Belinda Cannone en quête perpétuelle de légèreté, de grâce, de facilité et de danse, pratique le tango depuis les années 2000, qui - et ce n'est pas un hasard - est une marche. "Danser en marchant, marcher en dansant". Désormais, le chromatisme entre danse et marche est établi, et cette marche de montagne qui est une épreuve désirée, une contemplation active, un purgatoire magnifique, peut enfin s'inscrire dans une démarche artistique à part entière. Là où pour se relier à la nature, certains se contentent d'étreindre des arbres centenaires, Belinda Cannone a besoin des montagnes alpines et de leurs millions d’années qu’elle embrasse d'une seule étreinte. Ainsi, elle est en mesure de se relier à sa propre nature d'écrivain, dans ce qui est peut-être le plus authentique sens du mot religion, puisant dans la sève des montagnes la persévérance et arpentant d'un pas décidé les chemins de la transcendance. Comme l'avaient fait avant elle Simone de Beauvoir (dont j'ignorais qu'elle fut en son temps et à ce point une marcheuse infatigable et intrépide), Marlen Haushofer, et Jean Giono, avec qui elle se reconnaît un lien de parenté, celui des chemins de crête et dont elle partage et commente dans cet ouvrage de longs extraits d'une oeuvre reliée à la montagne.

"Le marcheur est un être pensif". L’alpiniste est lui "tout entier concentré sur la difficulté à vaincre". Et ce n'est pas la même chose. "Dans l'alpinisme on peut perdre la vie. Dans la littérature, si lente et requérant tant de temps, on peut dilapider sa vie." En opposition à l'alpinisme, la randonnée apporte "un état flottant qui, quoique incluant l'effort, reste assez doux et régulier pour que [l']esprit soit libre de vagabonder." L'écriture a besoin de rêverie, de baguenaudage, de vagabondage, de silence, d'isolement et de beauté pour s'émerveiller. Ainsi elle peut être féconde.

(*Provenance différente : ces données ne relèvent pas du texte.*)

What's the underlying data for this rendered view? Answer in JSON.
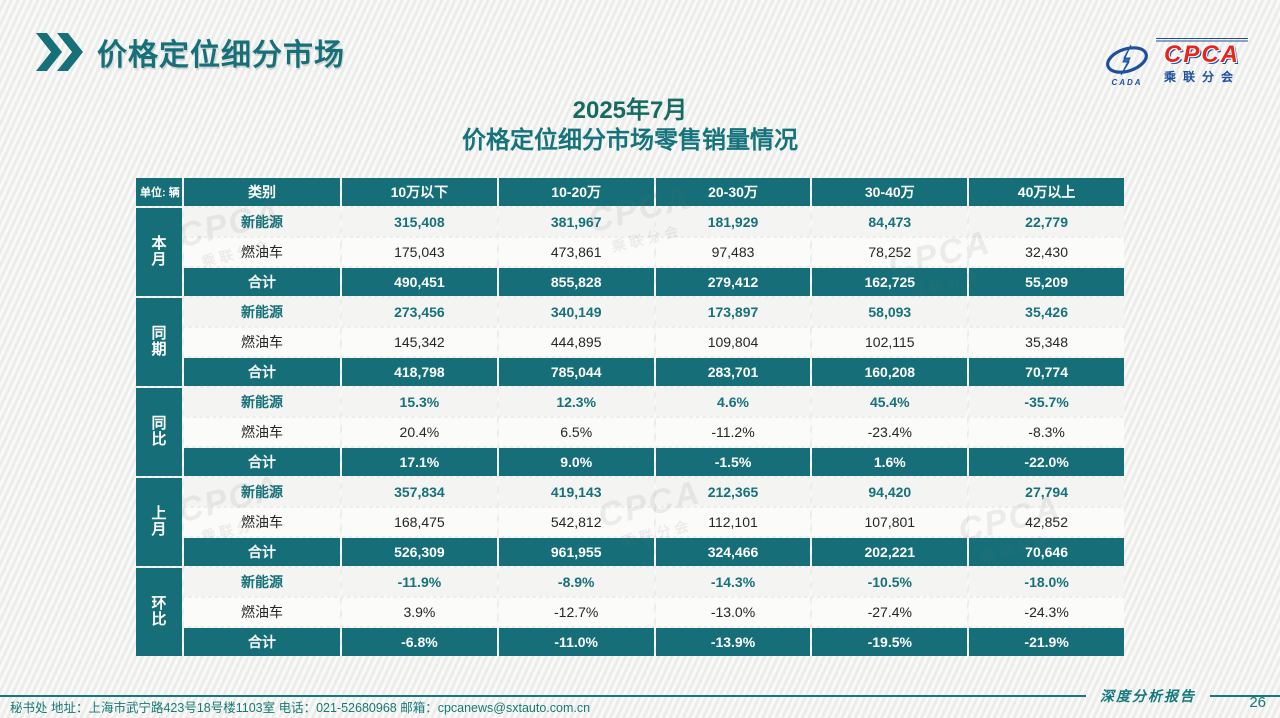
{
  "page": {
    "title": "价格定位细分市场",
    "page_number": "26"
  },
  "logo": {
    "abbr": "CPCA",
    "mark": "CADA",
    "name_cn": "乘联分会"
  },
  "subtitle": {
    "line1": "2025年7月",
    "line2": "价格定位细分市场零售销量情况"
  },
  "watermark": {
    "cpca": "CPCA",
    "sub": "乘联分会"
  },
  "footer": {
    "left": "秘书处  地址：上海市武宁路423号18号楼1103室 电话：021-52680968  邮箱：cpcanews@sxtauto.com.cn",
    "report_label": "深度分析报告"
  },
  "colors": {
    "teal": "#166f78",
    "nev_text": "#17717a",
    "logo_blue": "#1d4f9e",
    "logo_red": "#e8251d"
  },
  "chart_data": {
    "type": "table",
    "title": "2025年7月价格定位细分市场零售销量情况",
    "unit_label": "单位: 辆",
    "columns": [
      "类别",
      "10万以下",
      "10-20万",
      "20-30万",
      "30-40万",
      "40万以上"
    ],
    "sections": [
      {
        "group": "本月",
        "rows": [
          {
            "label": "新能源",
            "style": "nev",
            "values": [
              "315,408",
              "381,967",
              "181,929",
              "84,473",
              "22,779"
            ]
          },
          {
            "label": "燃油车",
            "style": "fuel",
            "values": [
              "175,043",
              "473,861",
              "97,483",
              "78,252",
              "32,430"
            ]
          },
          {
            "label": "合计",
            "style": "total",
            "values": [
              "490,451",
              "855,828",
              "279,412",
              "162,725",
              "55,209"
            ]
          }
        ]
      },
      {
        "group": "同期",
        "rows": [
          {
            "label": "新能源",
            "style": "nev",
            "values": [
              "273,456",
              "340,149",
              "173,897",
              "58,093",
              "35,426"
            ]
          },
          {
            "label": "燃油车",
            "style": "fuel",
            "values": [
              "145,342",
              "444,895",
              "109,804",
              "102,115",
              "35,348"
            ]
          },
          {
            "label": "合计",
            "style": "total",
            "values": [
              "418,798",
              "785,044",
              "283,701",
              "160,208",
              "70,774"
            ]
          }
        ]
      },
      {
        "group": "同比",
        "rows": [
          {
            "label": "新能源",
            "style": "nev",
            "values": [
              "15.3%",
              "12.3%",
              "4.6%",
              "45.4%",
              "-35.7%"
            ]
          },
          {
            "label": "燃油车",
            "style": "fuel",
            "values": [
              "20.4%",
              "6.5%",
              "-11.2%",
              "-23.4%",
              "-8.3%"
            ]
          },
          {
            "label": "合计",
            "style": "total",
            "values": [
              "17.1%",
              "9.0%",
              "-1.5%",
              "1.6%",
              "-22.0%"
            ]
          }
        ]
      },
      {
        "group": "上月",
        "rows": [
          {
            "label": "新能源",
            "style": "nev",
            "values": [
              "357,834",
              "419,143",
              "212,365",
              "94,420",
              "27,794"
            ]
          },
          {
            "label": "燃油车",
            "style": "fuel",
            "values": [
              "168,475",
              "542,812",
              "112,101",
              "107,801",
              "42,852"
            ]
          },
          {
            "label": "合计",
            "style": "total",
            "values": [
              "526,309",
              "961,955",
              "324,466",
              "202,221",
              "70,646"
            ]
          }
        ]
      },
      {
        "group": "环比",
        "rows": [
          {
            "label": "新能源",
            "style": "nev",
            "values": [
              "-11.9%",
              "-8.9%",
              "-14.3%",
              "-10.5%",
              "-18.0%"
            ]
          },
          {
            "label": "燃油车",
            "style": "fuel",
            "values": [
              "3.9%",
              "-12.7%",
              "-13.0%",
              "-27.4%",
              "-24.3%"
            ]
          },
          {
            "label": "合计",
            "style": "total",
            "values": [
              "-6.8%",
              "-11.0%",
              "-13.9%",
              "-19.5%",
              "-21.9%"
            ]
          }
        ]
      }
    ]
  }
}
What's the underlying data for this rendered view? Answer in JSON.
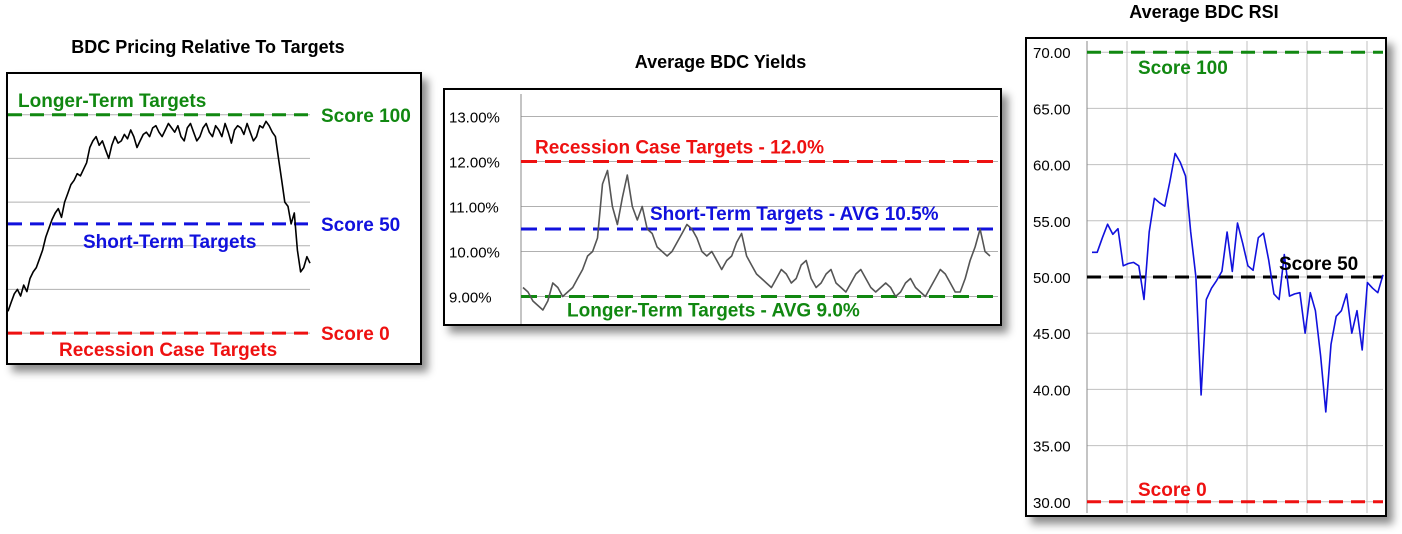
{
  "chart_data": [
    {
      "type": "line",
      "title": "BDC Pricing Relative To Targets",
      "colors": {
        "line": "#000000",
        "long_term": "#118811",
        "short_term": "#1111dd",
        "recession": "#ee1111"
      },
      "grid": "horizontal",
      "ylim": [
        -5,
        115
      ],
      "y_gridlines": [
        0,
        20,
        40,
        60,
        80,
        100
      ],
      "reference_lines": [
        {
          "name": "Longer-Term Targets",
          "score_label": "Score 100",
          "y": 100
        },
        {
          "name": "Short-Term Targets",
          "score_label": "Score 50",
          "y": 50
        },
        {
          "name": "Recession Case Targets",
          "score_label": "Score 0",
          "y": 0
        }
      ],
      "series": [
        {
          "values": [
            10,
            14,
            18,
            20,
            17,
            22,
            19,
            25,
            28,
            30,
            34,
            38,
            44,
            48,
            52,
            55,
            57,
            53,
            60,
            64,
            68,
            70,
            73,
            72,
            75,
            78,
            85,
            88,
            90,
            86,
            88,
            84,
            80,
            86,
            90,
            87,
            88,
            91,
            89,
            93,
            90,
            85,
            88,
            91,
            92,
            90,
            94,
            95,
            92,
            90,
            93,
            96,
            94,
            92,
            95,
            90,
            88,
            94,
            96,
            92,
            88,
            90,
            94,
            96,
            92,
            90,
            95,
            93,
            90,
            96,
            92,
            87,
            93,
            95,
            94,
            91,
            96,
            92,
            88,
            90,
            95,
            94,
            97,
            95,
            92,
            90,
            80,
            70,
            60,
            58,
            50,
            55,
            38,
            28,
            30,
            35,
            32
          ]
        }
      ]
    },
    {
      "type": "line",
      "title": "Average BDC Yields",
      "colors": {
        "line": "#555555",
        "long_term": "#118811",
        "short_term": "#1111dd",
        "recession": "#ee1111"
      },
      "grid": "horizontal",
      "ylim": [
        8.5,
        13.5
      ],
      "y_ticks": [
        "13.00%",
        "12.00%",
        "11.00%",
        "10.00%",
        "9.00%"
      ],
      "y_tick_values": [
        13,
        12,
        11,
        10,
        9
      ],
      "reference_lines": [
        {
          "name": "Recession Case Targets - 12.0%",
          "y": 12.0
        },
        {
          "name": "Short-Term  Targets  -   AVG 10.5%",
          "y": 10.5
        },
        {
          "name": "Longer-Term Targets - AVG 9.0%",
          "y": 9.0
        }
      ],
      "series": [
        {
          "values": [
            9.2,
            9.1,
            8.9,
            8.8,
            8.7,
            8.9,
            9.3,
            9.2,
            9.0,
            9.1,
            9.2,
            9.4,
            9.6,
            9.9,
            10.0,
            10.3,
            11.5,
            11.8,
            11.0,
            10.6,
            11.2,
            11.7,
            11.0,
            10.7,
            11.0,
            10.5,
            10.4,
            10.1,
            10.0,
            9.9,
            10.0,
            10.2,
            10.4,
            10.6,
            10.5,
            10.3,
            10.0,
            9.9,
            10.0,
            9.8,
            9.6,
            9.8,
            9.9,
            10.2,
            10.4,
            9.9,
            9.7,
            9.5,
            9.4,
            9.3,
            9.2,
            9.4,
            9.6,
            9.5,
            9.3,
            9.4,
            9.7,
            9.8,
            9.4,
            9.2,
            9.3,
            9.5,
            9.6,
            9.3,
            9.2,
            9.1,
            9.3,
            9.5,
            9.6,
            9.4,
            9.2,
            9.1,
            9.2,
            9.3,
            9.2,
            9.0,
            9.1,
            9.3,
            9.4,
            9.2,
            9.1,
            9.0,
            9.2,
            9.4,
            9.6,
            9.5,
            9.3,
            9.1,
            9.1,
            9.4,
            9.8,
            10.1,
            10.5,
            10.0,
            9.9
          ]
        }
      ]
    },
    {
      "type": "line",
      "title": "Average BDC RSI",
      "colors": {
        "line": "#1111dd",
        "long_term": "#118811",
        "short_term": "#000000",
        "recession": "#ee1111"
      },
      "grid": "both",
      "ylim": [
        29,
        71
      ],
      "y_ticks": [
        "70.00",
        "65.00",
        "60.00",
        "55.00",
        "50.00",
        "45.00",
        "40.00",
        "35.00",
        "30.00"
      ],
      "y_tick_values": [
        70,
        65,
        60,
        55,
        50,
        45,
        40,
        35,
        30
      ],
      "reference_lines": [
        {
          "name": "Score 100",
          "y": 70
        },
        {
          "name": "Score 50",
          "y": 50
        },
        {
          "name": "Score 0",
          "y": 30
        }
      ],
      "series": [
        {
          "values": [
            52.2,
            52.2,
            53.5,
            54.7,
            53.8,
            54.3,
            51.0,
            51.2,
            51.3,
            51.0,
            48.0,
            54.0,
            57.0,
            56.6,
            56.3,
            58.5,
            61.0,
            60.2,
            59.0,
            54.0,
            50.0,
            39.5,
            48.0,
            49.0,
            49.7,
            50.5,
            54.0,
            50.5,
            54.8,
            53.0,
            51.0,
            50.6,
            53.5,
            53.9,
            51.5,
            48.5,
            48.0,
            52.0,
            48.3,
            48.5,
            48.6,
            45.0,
            48.6,
            47.0,
            43.0,
            38.0,
            44.0,
            46.5,
            47.0,
            48.5,
            45.0,
            47.0,
            43.5,
            49.5,
            49.0,
            48.6,
            50.2
          ]
        }
      ]
    }
  ]
}
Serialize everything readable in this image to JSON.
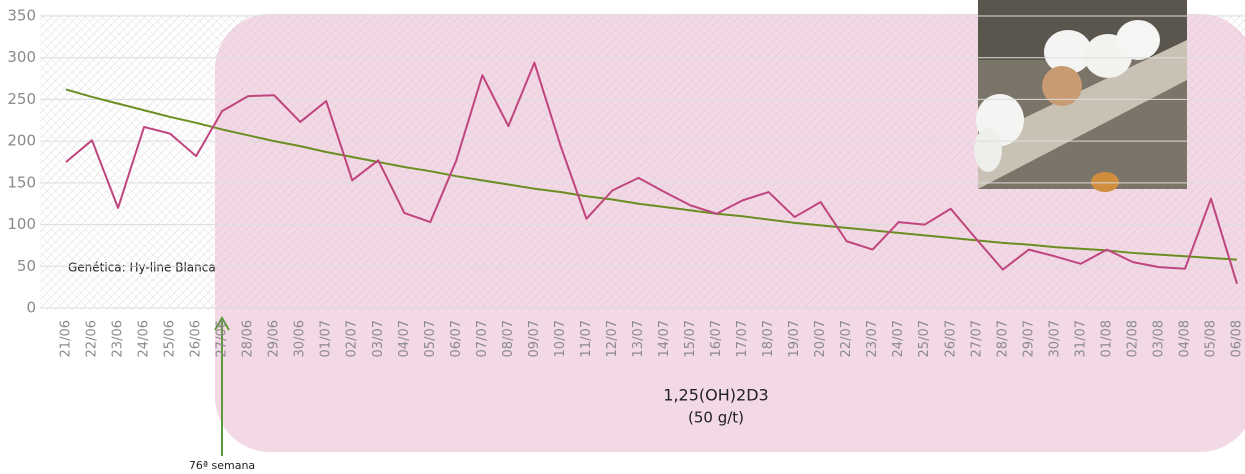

Ce n'est pas si souvent que les écrivain.e.s ouvrent la porte sur l'intimité de leur processus d'écriture. La forme du monde est précisément cela, un essai sur ce qui vient nourrir la créativité. Car les auteur.e.s, avant d'être émouvants, sont émus. Avant d'être portés aux nues, ce sont d'abord des êtres humains sensibles, qui ont compris que de la nature à leur nature, tout n'est qu'une question de pas à faire l'un après l'autre. L'écriture est une randonnée au coeur des Alpes. Sans aucun doute.